El sol de abril cae pesado sobre la capital, pero no logra iluminar la oscuridad en la que viven miles de familias mexicanas. Lo que debería ser una transición hacia la consolidación de estrategias de paz se ha transformado en un nuevo campo de batalla retórico y diplomático. En el centro de la tormenta: la decisión histórica del Comité contra la Desaparición Forzada (CED) de la Organización de las Naciones Unidas (ONU) de elevar la crisis de desapariciones en México ante la Asamblea General, bajo la sospecha fundada de que estos actos podrían constituir crímenes de lesa humanidad.
El estruendo de los números
Mientras en los pasillos de Palacio Nacional se defiende una «reducción en la incidencia delictiva», la realidad en las fosas clandestinas dicta otra sentencia. A inicios de 2026, las cifras oficiales estiman que existen alrededor de 72,000 restos humanos sin identificar. El recuento de la infamia no se detiene: desde 2010, al menos 43 familiares de personas desaparecidas han sido asesinados o han desaparecido mientras buscaban a los suyos.
La técnica del Estado parece ser la de la «administración del dolor». Por un lado, se reportan avances en el Caso Ayotzinapa, con nuevas líneas de investigación abiertas por la Fiscalía General de la República (FGR) en marzo de 2026. Por otro, se rechaza con virulencia el informe internacional, calificándolo de «parcial y sesgado».

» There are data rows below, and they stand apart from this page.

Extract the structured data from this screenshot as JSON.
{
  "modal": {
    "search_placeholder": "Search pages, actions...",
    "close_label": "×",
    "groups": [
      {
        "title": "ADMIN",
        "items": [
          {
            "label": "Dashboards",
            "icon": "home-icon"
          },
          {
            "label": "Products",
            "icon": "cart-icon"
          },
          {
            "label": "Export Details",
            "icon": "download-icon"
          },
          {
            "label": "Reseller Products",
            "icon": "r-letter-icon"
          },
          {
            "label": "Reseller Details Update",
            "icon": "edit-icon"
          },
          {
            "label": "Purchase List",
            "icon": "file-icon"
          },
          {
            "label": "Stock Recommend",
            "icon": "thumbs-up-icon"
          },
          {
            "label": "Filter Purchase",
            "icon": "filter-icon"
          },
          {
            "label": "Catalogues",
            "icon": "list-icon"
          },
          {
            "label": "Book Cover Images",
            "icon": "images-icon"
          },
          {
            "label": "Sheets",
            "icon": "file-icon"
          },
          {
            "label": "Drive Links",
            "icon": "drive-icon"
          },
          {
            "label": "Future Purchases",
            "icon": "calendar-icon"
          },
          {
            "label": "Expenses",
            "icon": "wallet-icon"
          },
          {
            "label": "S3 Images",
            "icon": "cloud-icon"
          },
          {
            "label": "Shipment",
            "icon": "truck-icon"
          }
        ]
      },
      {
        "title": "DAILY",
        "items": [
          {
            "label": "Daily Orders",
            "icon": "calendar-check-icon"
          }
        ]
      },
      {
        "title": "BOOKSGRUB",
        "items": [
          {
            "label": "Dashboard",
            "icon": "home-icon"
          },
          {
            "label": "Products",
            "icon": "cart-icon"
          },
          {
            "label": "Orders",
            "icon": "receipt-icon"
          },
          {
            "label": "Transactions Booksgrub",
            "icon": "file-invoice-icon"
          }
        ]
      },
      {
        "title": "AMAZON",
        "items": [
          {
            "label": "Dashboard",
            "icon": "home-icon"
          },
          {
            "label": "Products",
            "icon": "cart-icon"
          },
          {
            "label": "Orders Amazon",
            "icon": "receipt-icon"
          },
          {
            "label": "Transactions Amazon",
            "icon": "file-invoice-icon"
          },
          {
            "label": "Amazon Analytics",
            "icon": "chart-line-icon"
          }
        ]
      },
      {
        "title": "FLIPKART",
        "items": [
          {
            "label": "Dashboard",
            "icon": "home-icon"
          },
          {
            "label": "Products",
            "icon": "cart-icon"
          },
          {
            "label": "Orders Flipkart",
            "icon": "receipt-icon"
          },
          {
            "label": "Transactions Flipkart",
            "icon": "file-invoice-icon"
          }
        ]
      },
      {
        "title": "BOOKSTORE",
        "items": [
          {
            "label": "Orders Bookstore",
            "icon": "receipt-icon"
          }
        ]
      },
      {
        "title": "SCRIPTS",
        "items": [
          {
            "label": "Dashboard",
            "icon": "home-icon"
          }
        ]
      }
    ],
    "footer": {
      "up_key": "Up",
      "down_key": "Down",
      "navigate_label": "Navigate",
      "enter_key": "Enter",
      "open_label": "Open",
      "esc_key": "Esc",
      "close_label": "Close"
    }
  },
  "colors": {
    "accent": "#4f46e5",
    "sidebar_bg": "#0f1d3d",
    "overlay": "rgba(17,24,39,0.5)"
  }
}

La controversia: Soberanía vs. Justicia
El nudo gordiano de esta semana ha sido la petición de la ONU. Para el gobierno de la presidenta Claudia Sheinbaum, el informe del CED «omite esfuerzos institucionales» y carece de «rigor jurídico». Sin embargo, para colectivos de búsqueda y organizaciones como Artículo 19, la medida de la ONU es un grito de auxilio necesario ante un sistema de justicia que, en la práctica, mantiene una impunidad superior al 99%.
El argumento oficial: Se afirma que las desapariciones forzadas cometidas por autoridades federales han descendido drásticamente desde 2018.
La contraparte civil: Las familias denuncian que las autoridades están «borrando» nombres de los registros oficiales para maquillar la crisis.
Entre el exilio y la fosa
La crónica de estos días no solo se escribe con tinta, sino con el desplazamiento forzado de periodistas y defensores que, al investigar los nexos entre el crimen organizado y el poder local, terminan enfrentando una «muerte social». En estados como Guanajuato, las desapariciones se han multiplicado por ocho en los últimos años, y en Tabasco, la vulnerabilidad de niñas y jóvenes ha escalado exponencialmente.
El panorama es desolador: México se encuentra atrapado entre su retórica de soberanía y la urgencia de una intervención internacional que los colectivos abrazan como su última esperanza. Llevar el caso ante la Asamblea General de la ONU no es solo un trámite diplomático; es el reconocimiento global de que, en México, buscar a un hijo puede costar la vida y que el Estado, por acción u omisión, sigue sin poder garantizar el derecho más básico: el de existir.
La controversia seguirá escalando, pero mientras los diplomáticos discuten adjetivos en Nueva York, en los matorrales de Sonora y Veracruz, las madres siguen hundiendo sus varillas en la tierra, esperando que el próximo hallazgo no sea el olvido.
35 padres buscadores asesinados
Los fríos números: de acuerdo con datos de la organización Artículo 19, esta cifra forma parte de un total de 43 agresiones letales contra personas que buscan a sus familiares desaparecidos, desglosándose de la siguiente manera: 35 personas asesinadas y 8 personas desaparecidas que aún no han sido localizadas.
Las madres dos veces víctimas, del total de 43 personas afectadas, 25 eran mujeres y 18 eran hombres. Las agresiones se concentran principalmente en los estados de Guanajuato, Sinaloa y Jalisco. El año letal: 2025 fue uno de los más peligrosos para este colectivo, registrando al menos 11 asesinatos en ese periodo.